What is the probability that a witness will refuses to serve alcoholic beverages to only two minor if she randomly check If of five students from among nine students of which four are not of legal age ?
The correct answer and explanation is :
To determine the probability that a waitress will refuse to serve alcoholic beverages to exactly two minors when she randomly checks the IDs of five students out of a group of nine—four of whom are minors—we can apply the hypergeometric distribution.
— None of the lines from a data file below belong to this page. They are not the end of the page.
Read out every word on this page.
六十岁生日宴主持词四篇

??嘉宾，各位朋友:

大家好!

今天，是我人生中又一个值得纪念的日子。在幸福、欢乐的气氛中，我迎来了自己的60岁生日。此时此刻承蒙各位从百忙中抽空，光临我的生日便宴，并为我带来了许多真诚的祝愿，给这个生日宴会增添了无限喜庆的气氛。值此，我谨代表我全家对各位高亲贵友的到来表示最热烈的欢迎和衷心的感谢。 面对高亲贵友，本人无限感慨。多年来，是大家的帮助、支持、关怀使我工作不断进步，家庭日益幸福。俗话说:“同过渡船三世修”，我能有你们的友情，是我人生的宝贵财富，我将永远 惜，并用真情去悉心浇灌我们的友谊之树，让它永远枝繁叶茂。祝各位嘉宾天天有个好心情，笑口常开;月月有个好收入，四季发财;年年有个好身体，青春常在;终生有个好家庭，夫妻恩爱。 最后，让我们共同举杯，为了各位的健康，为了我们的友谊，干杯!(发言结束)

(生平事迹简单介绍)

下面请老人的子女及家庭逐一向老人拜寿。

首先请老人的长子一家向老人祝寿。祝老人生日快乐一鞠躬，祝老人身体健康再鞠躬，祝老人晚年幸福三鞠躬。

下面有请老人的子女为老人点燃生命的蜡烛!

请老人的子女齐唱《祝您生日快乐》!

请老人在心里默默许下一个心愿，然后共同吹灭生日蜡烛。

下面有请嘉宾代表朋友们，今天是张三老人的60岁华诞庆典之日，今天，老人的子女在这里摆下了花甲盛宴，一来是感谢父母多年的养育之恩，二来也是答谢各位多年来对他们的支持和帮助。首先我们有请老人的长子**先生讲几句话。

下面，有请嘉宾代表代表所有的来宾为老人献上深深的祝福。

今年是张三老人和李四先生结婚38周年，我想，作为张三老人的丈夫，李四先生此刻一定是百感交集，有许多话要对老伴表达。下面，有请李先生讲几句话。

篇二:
This distribution is appropriate because we are dealing with selections without replacement from a finite population.
Problem Breakdown:
- Total number of students (population size, ( N )): 9
- Number of minors (successes in the population, ( K )): 4
- Number of students checked (sample size, ( n )): 5
- Desired number of minors among those checked (desired successes, ( k )): 2
Hypergeometric Probability Formula:
The probability ( P(X = k) ) of selecting exactly ( k ) minors when checking ( n ) students from a population of ( N ) students containing ( K ) minors is given by:
[
P(X = k) = \frac{\binom{K}{k} \binom{N – K}{n – k}}{\binom{N}{n}}
]
Where ( \binom{a}{b} ) denotes a binomial coefficient, calculated as:
[
\binom{a}{b} = \frac{a!}{b!(a – b)!}
]
Calculating the Probability:
- Total Ways to Choose 5 Students from 9:
[
\binom{9}{5} = \frac{9!}{5!(9 – 5)!} = \frac{9 \times 8 \times 7 \times 6}{4 \times 3 \times 2 \times 1} = 126
]
- Ways to Choose 2 Minors from 4:
[
\binom{4}{2} = \frac{4!}{2!(4 – 2)!} = \frac{4 \times 3}{2 \times 1} = 6
]
- Ways to Choose 3 Non-Minors from 5:
[
\binom{5}{3} = \frac{5!}{3!(5 – 3)!} = \frac{5 \times 4}{2 \times 1} = 10
]
- Calculating the Desired Probability:
[
P(X = 2) = \frac{\binom{4}{2} \times \binom{5}{3}}{\binom{9}{5}} = \frac{6 \times 10}{126} = \frac{60}{126} = \frac{10}{21} \approx 0.4762
]
Conclusion:
The probability that the waitress will refuse to serve alcoholic beverages to exactly two minors when she randomly checks the IDs of five students from this group is ( \frac{10}{21} ), which is approximately 0.4762 or 47.62%. This means that, under these conditions, there’s about a 47.62% chance that exactly two of the five students checked will be minors.